Encyclopedie van Noord Brabant

Anton van Oirschot (1985-1986)

Gepubliceerd op 20-10-2020

GOGH, VINCENT VAN

betekenis & definitie

(Zundert 1853-Auvers-sur-Oise 1890), schilder en tekenaar; zoon van ds. Theodorus van Gogh, die in 1849 in Groot-Zundert beroepen werd.

Vincent werd genoemd naar het eerste zoontje van ds. Van Gogh, dat in 1852 was geboren maar nog in hetzelfde jaar overleed.In 1864 ging Vincent van Gogh naar kostschool in Zevenbergen, later studeerde hij in Tilburg, waar hij op kamers zat. In 1869 vertrok hij naar ’s-Gravenhage, waar hij als leerling in een kunsthandel ging werken. Van hieruit werd hij naar Londen en naar Parijs gestuurd. Enkele jaren later ging zijn belangstelling echter vooral uit naar theologie. Van Gogh werkte enige tijd als hulpprediker in Engeland.
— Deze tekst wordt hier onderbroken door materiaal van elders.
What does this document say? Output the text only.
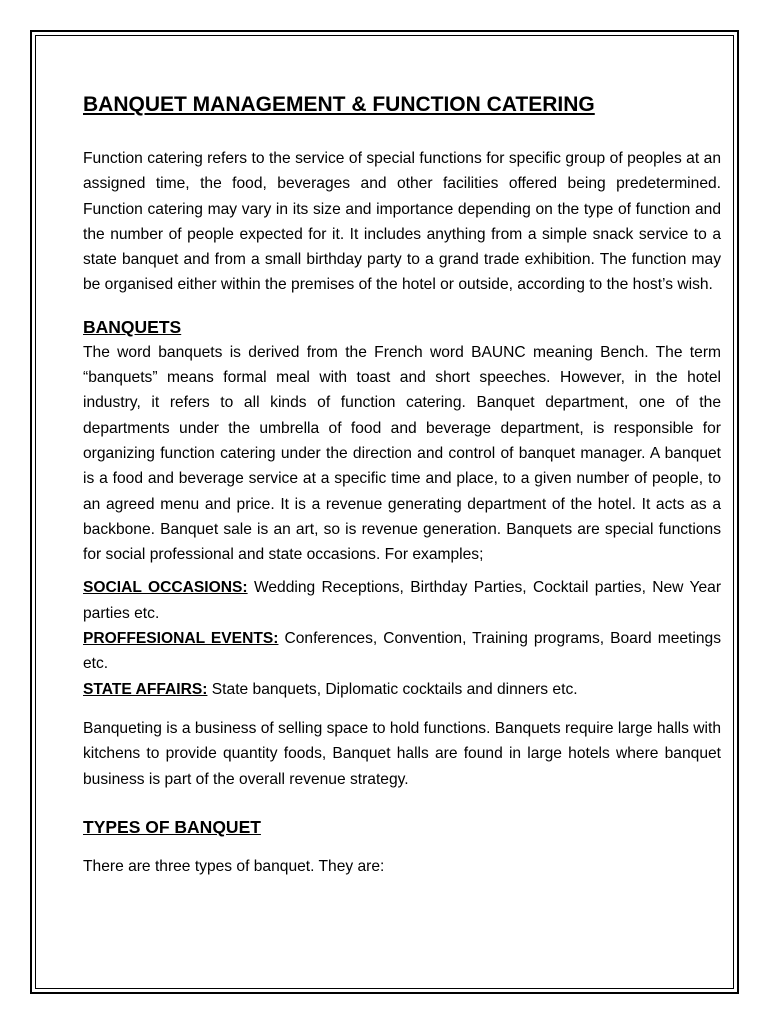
BANQUET MANAGEMENT & FUNCTION CATERING

Function catering refers to the service of special functions for specific group of peoples at an assigned time, the food, beverages and other facilities offered being predetermined. Function catering may vary in its size and importance depending on the type of function and the number of people expected for it. It includes anything from a simple snack service to a state banquet and from a small birthday party to a grand trade exhibition. The function may be organised either within the premises of the hotel or outside, according to the host’s wish.

BANQUETS

The word banquets is derived from the French word BAUNC meaning Bench. The term “banquets” means formal meal with toast and short speeches. However, in the hotel industry, it refers to all kinds of function catering. Banquet department, one of the departments under the umbrella of food and beverage department, is responsible for organizing function catering under the direction and control of banquet manager. A banquet is a food and beverage service at a specific time and place, to a given number of people, to an agreed menu and price. It is a revenue generating department of the hotel. It acts as a backbone. Banquet sale is an art, so is revenue generation. Banquets are special functions for social professional and state occasions. For examples;

SOCIAL OCCASIONS: Wedding Receptions, Birthday Parties, Cocktail parties, New Year parties etc.

PROFFESIONAL EVENTS: Conferences, Convention, Training programs, Board meetings etc.

STATE AFFAIRS: State banquets, Diplomatic cocktails and dinners etc.

Banqueting is a business of selling space to hold functions. Banquets require large halls with kitchens to provide quantity foods, Banquet halls are found in large hotels where banquet business is part of the overall revenue strategy.

TYPES OF BANQUET

There are three types of banquet. They are:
Inmiddels was de familie in 1871 verhuisd naar Helvoirt waar zijn vader beroepen was.

Toen Vincent in 1876 naar Nederland terugkeerde om theologie te gaan studeren was de familie reeds naar Etten verhuisd. Vincent van Gogh gaf uiteindelijk de studie op en ging praktisch werken in de Borinage onder de armste mijnwerkers. In 1880 werd hij echter ontslagen, omdat hij zich te fanatiek zou hebben opgesteld. Hij ging zich toen geheel toeleggen op de tekenkunst. In 1881 verbleef hij vooral op de pastorie in Etten. Kort voordat in 1882 de familie opnieuw verhuisde, nu naar Nuenen, vertrok Vincent, wiens beroep toen in de burgerlijke stand als kunstschilder wordt vermeld, naar ’s-Gravenhage, waar hij bij zijn neef Mauve studeerde en waar hij samenwoonde met Sien, die vele malen model heeft gestaan voor Vincents tekeningen.
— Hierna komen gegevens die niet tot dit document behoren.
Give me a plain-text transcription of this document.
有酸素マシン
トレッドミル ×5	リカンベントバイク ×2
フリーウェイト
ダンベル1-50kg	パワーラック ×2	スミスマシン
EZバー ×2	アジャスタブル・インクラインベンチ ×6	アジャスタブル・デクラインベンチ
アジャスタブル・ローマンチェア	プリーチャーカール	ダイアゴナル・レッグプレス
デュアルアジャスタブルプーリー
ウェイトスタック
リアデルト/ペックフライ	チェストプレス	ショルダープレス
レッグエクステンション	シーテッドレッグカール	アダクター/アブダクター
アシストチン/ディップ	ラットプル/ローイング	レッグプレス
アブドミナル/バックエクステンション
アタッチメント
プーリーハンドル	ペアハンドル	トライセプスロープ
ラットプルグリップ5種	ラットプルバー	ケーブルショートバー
Daarna trok hij naar Drenthe om in hetzelfde jaar, 1883, naar zijn ouders in Nuenen terug te keren. Hier werkte hij twee jaar, met als atelier het mangelkamertje in de pastorie, later in een schuur aan de pastorie en tenslotte in twee kamers bij de koster van de r.k. kerk in Nuenen.
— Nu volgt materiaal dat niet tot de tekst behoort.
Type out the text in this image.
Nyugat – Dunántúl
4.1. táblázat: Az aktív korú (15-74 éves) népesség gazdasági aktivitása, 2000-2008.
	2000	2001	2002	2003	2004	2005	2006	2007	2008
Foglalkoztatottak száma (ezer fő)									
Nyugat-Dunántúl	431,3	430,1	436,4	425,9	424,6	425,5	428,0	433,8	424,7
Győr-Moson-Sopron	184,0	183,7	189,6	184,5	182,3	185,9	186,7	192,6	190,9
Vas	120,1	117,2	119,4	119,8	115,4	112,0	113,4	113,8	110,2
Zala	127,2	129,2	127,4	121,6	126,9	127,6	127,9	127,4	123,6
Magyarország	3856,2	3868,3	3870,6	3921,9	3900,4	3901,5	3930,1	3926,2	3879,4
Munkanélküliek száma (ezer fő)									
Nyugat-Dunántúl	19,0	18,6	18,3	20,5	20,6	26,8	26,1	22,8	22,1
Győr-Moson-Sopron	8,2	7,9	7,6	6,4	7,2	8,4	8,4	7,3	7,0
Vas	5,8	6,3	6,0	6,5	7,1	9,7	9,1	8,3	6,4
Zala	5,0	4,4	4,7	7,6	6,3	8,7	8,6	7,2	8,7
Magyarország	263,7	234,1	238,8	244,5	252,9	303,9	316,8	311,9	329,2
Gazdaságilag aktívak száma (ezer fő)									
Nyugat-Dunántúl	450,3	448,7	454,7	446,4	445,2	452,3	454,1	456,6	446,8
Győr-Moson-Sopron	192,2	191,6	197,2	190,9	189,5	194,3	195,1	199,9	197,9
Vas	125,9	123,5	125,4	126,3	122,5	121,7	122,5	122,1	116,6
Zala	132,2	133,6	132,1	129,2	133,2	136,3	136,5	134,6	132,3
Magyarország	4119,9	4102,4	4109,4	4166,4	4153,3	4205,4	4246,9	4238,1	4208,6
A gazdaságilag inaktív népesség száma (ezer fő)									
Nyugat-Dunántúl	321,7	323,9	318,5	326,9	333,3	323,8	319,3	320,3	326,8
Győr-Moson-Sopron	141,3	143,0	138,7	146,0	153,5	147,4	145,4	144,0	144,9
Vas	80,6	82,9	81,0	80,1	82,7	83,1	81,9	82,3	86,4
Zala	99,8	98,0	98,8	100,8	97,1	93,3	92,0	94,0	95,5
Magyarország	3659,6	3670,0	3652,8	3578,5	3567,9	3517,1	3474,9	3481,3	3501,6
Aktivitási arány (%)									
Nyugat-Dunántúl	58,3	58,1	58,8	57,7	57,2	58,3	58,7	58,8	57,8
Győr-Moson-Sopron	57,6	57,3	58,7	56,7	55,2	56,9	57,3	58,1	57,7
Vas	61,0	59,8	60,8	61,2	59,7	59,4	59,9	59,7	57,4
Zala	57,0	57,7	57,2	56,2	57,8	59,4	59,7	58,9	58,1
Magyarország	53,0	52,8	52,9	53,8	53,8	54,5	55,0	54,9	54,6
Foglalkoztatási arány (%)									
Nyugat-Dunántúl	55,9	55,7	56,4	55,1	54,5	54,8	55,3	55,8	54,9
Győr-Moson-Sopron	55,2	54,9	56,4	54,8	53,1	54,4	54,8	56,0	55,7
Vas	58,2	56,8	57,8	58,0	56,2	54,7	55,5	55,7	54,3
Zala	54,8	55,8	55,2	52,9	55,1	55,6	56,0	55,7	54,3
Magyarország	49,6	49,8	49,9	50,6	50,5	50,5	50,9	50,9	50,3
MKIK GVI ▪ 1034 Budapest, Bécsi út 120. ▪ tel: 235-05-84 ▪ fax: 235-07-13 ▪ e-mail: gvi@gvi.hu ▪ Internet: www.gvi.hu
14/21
De Nuenense periode wordt als de belangrijkste van zijn Nederlandse tijd beschouwd. Vincent correspondeerde zeer intens met zijn broer Theo, die kunsthandelaar was in Parijs. In deze tijd kwam een van zijn bekendste schilderijen, de aardappeleters, tot stand. Van Gogh vertrok in 1885 naar Antwerpen en het jaar daarop naar Parijs, waar hij kennis maakte met het werk van de impressionisten, onder wie Gauguin. Hoewel hij in Parijs successen boekte, trok Vincent van Gogh toch verder om in Arles nieuwe inspiratie te vinden. Zijn tijd in Arles wordt als de belangrijkste van zijn kunstenaarsleven beschouwd.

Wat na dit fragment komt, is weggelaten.